Milan native Ponti considered the car designs of the early fifties to be inefficient in terms of space utilisation and interior flexibility and saddled with needlessly gaudy, rotund styling. Together with his colleagues Alberto Rosselli and Antonio Fornaroli he developed, for the time, a wholly new style both inside and out. Ponti’s car concept was christened Linea Diamante or diamond-shaped line because of its flat panels and straight lines that were in total contrast with the curvaceous shapes that were en vogue in those days.
Well over a decade before its introduction, the Linea Diamante more or less predicted the Renault 16. Not only did it feature a generous fifth door, but like the 16 it also had a rear seat that could be adjusted to various configurations. The boot was accessible from the inside and separate from the spare wheel housing.
Ponti and his team also provided the interior with a generous amount of storage facilities. The large windows created an airy cabin in which the inhabitants -aside from enjoying better visibility-would not feel as secluded from the outside world as they would be in the typical vehicle of the era.
Ponti took advantage of his good relationship with Pirelli (he designed the Pirelli Tower in Milan) by enlisting their expertise in developing a special rubber bumper that enveloped the whole car and featured spring-based bumpers front and rear. The flat panels and acute angles of the Linea Diamante were radically different, and while their advantages could no doubt be explained and justified rationally by someone like Ponti it was another matter whether a car manufacturer – or a prospective customer – would accept it.
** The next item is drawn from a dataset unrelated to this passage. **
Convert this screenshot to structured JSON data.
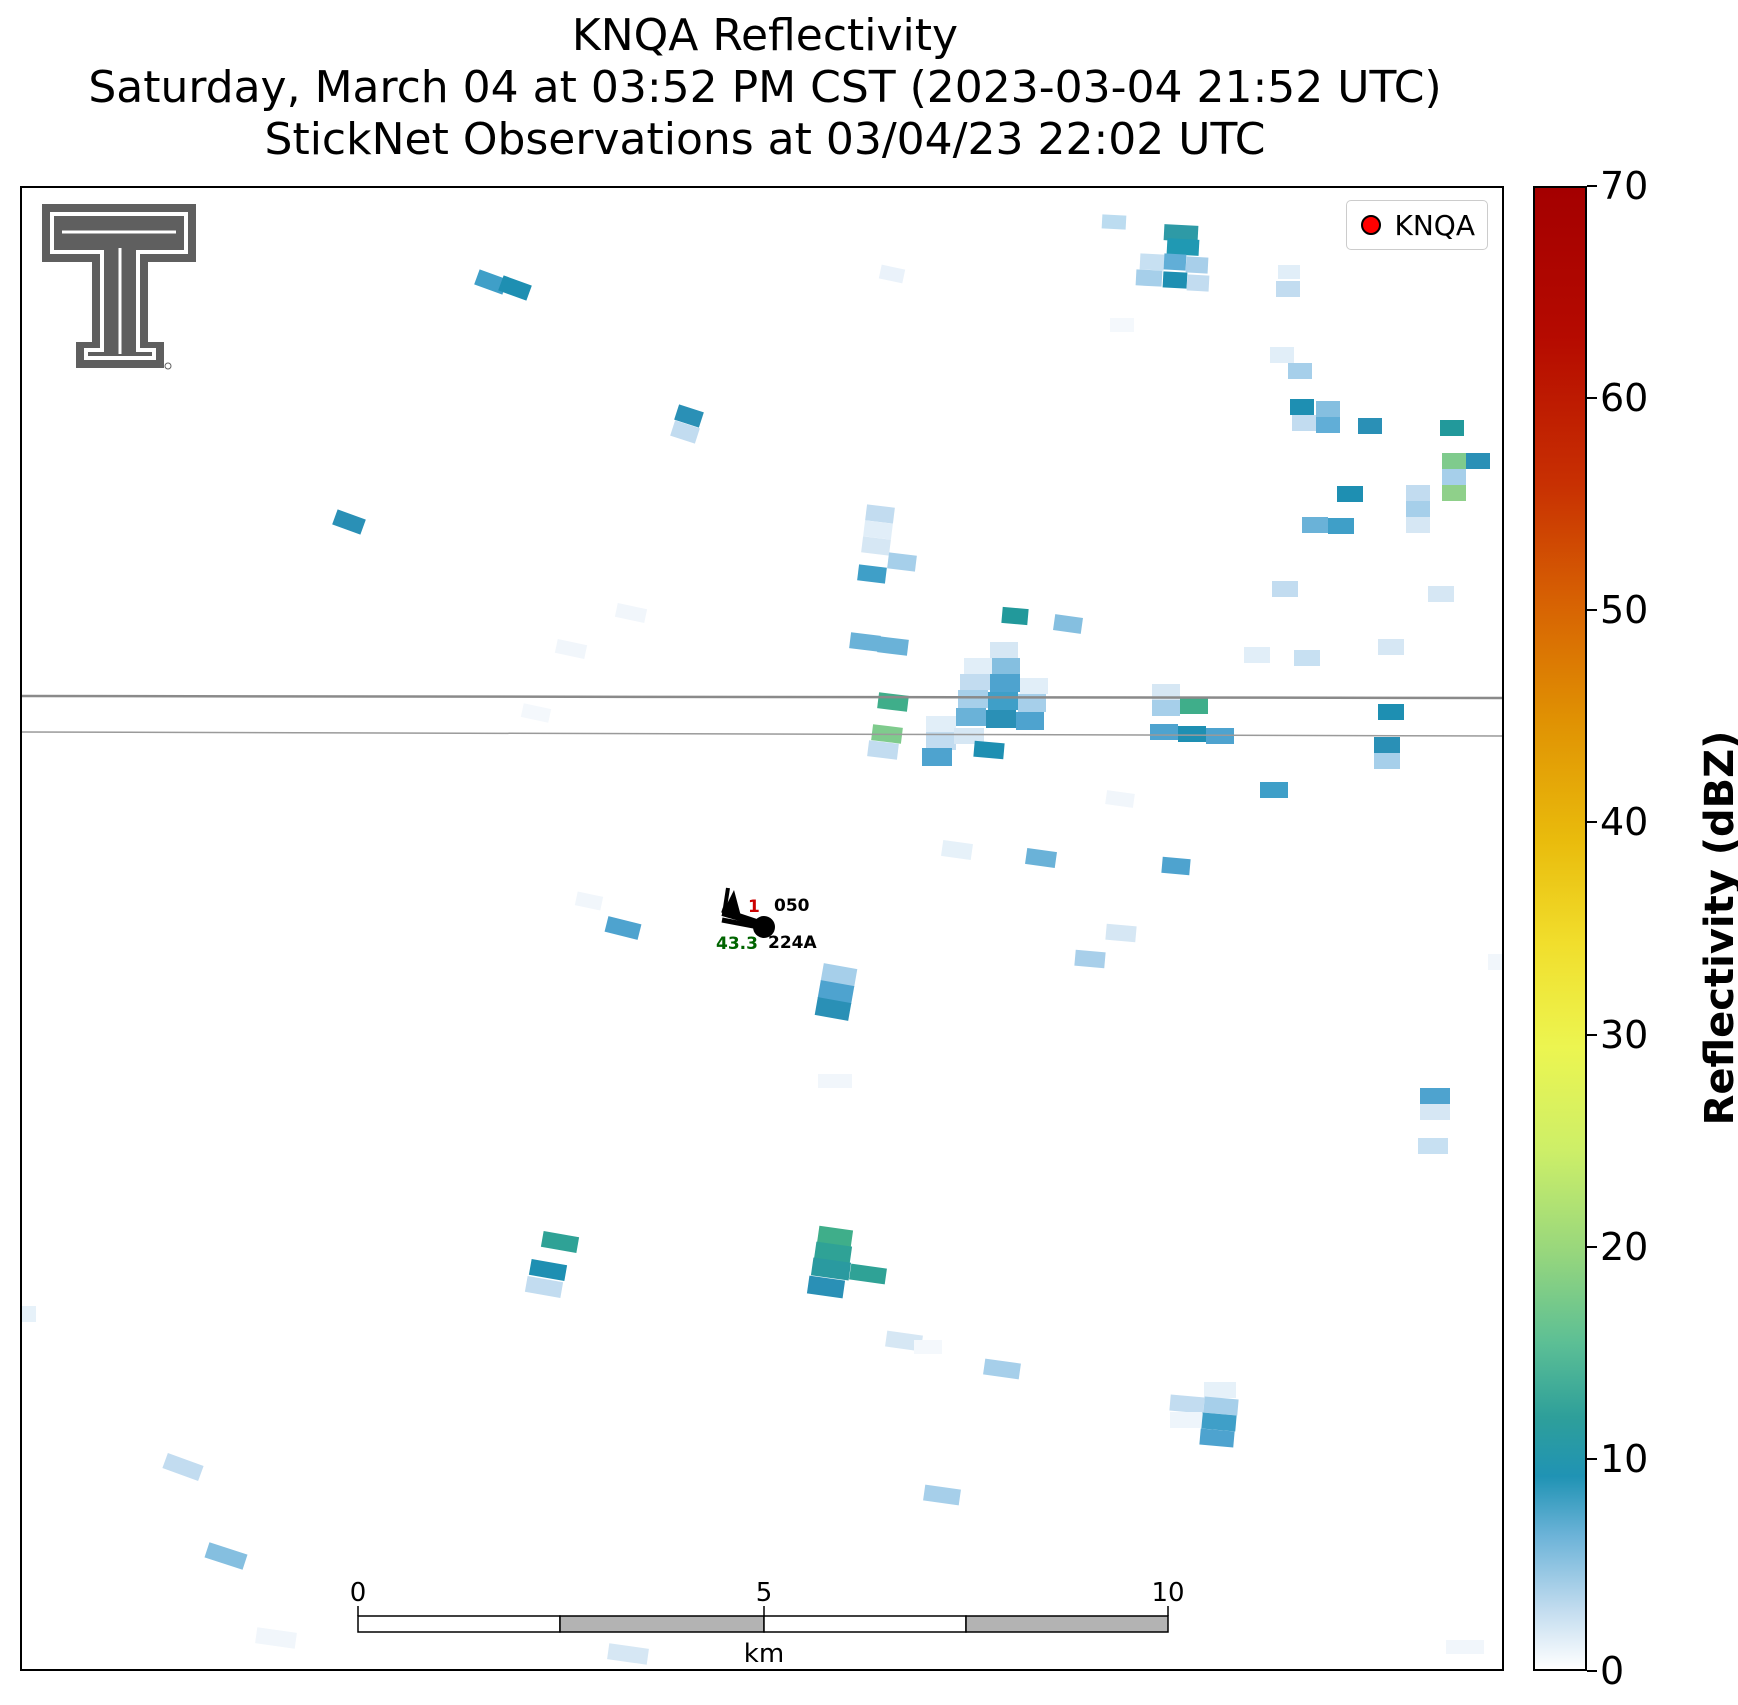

As a mechanical base for his Linea Diamante, Ponti suggested the Alfa Romeo 1900 Berlinetta. Unfortunately, when he approached Carrozzeria Touring they were intrigued but not interested. Ponti then tried FIAT but they too politely declined. So the Linea Diamante remained just a concept lost in time, existing only in the form a few 1:10 scale models made by Ponti and his team.
More than 60 years later however, this would change. In 1928 Ponti had co-founded the influential Editoriale Domus magazine; in 2018 the magazine was a cultural partner of the Grand Basel exhibition and in honour of the 90th anniversary of Editoriale Domus it was decided to build a full scale model of the Linea Diamante.
Centro Stile FCA, under the guidance of head of FCA Heritage, Roberto Giolito, worked together with Pirelli and produced a fine full-size tribute to Ponti’s forward looking idea. The only criticism one could level at the result was that it did not have an interior, so none of the original cabin ideas were brought to life.
Encountering the Linea Diamante in the flesh very much impresses its originality and modernity on today’s viewer, especially if he or she first sees the car and only then notices 1953 on the wall behind it.
Late in life, Gio Ponti was not bitter about his concept being denied a chance of volume production. Not long after his Linea Diamante, a car would be born, made by an outfit that had a bit of previous concerning automotive innovation: the Citroën DS 19.
At least in terms of the radicality and ruthless modernity of its design and engineering concept it was very much along the same lines. Ponti said: “When the Citroën DS came out, the three of us in the studio – Fornaroli, Rosselli and myself – got one each in homage to its beauty and originality“.
* That is, if MAYA had already been thought of by Loewy- but in 1933 it had not been coined yet.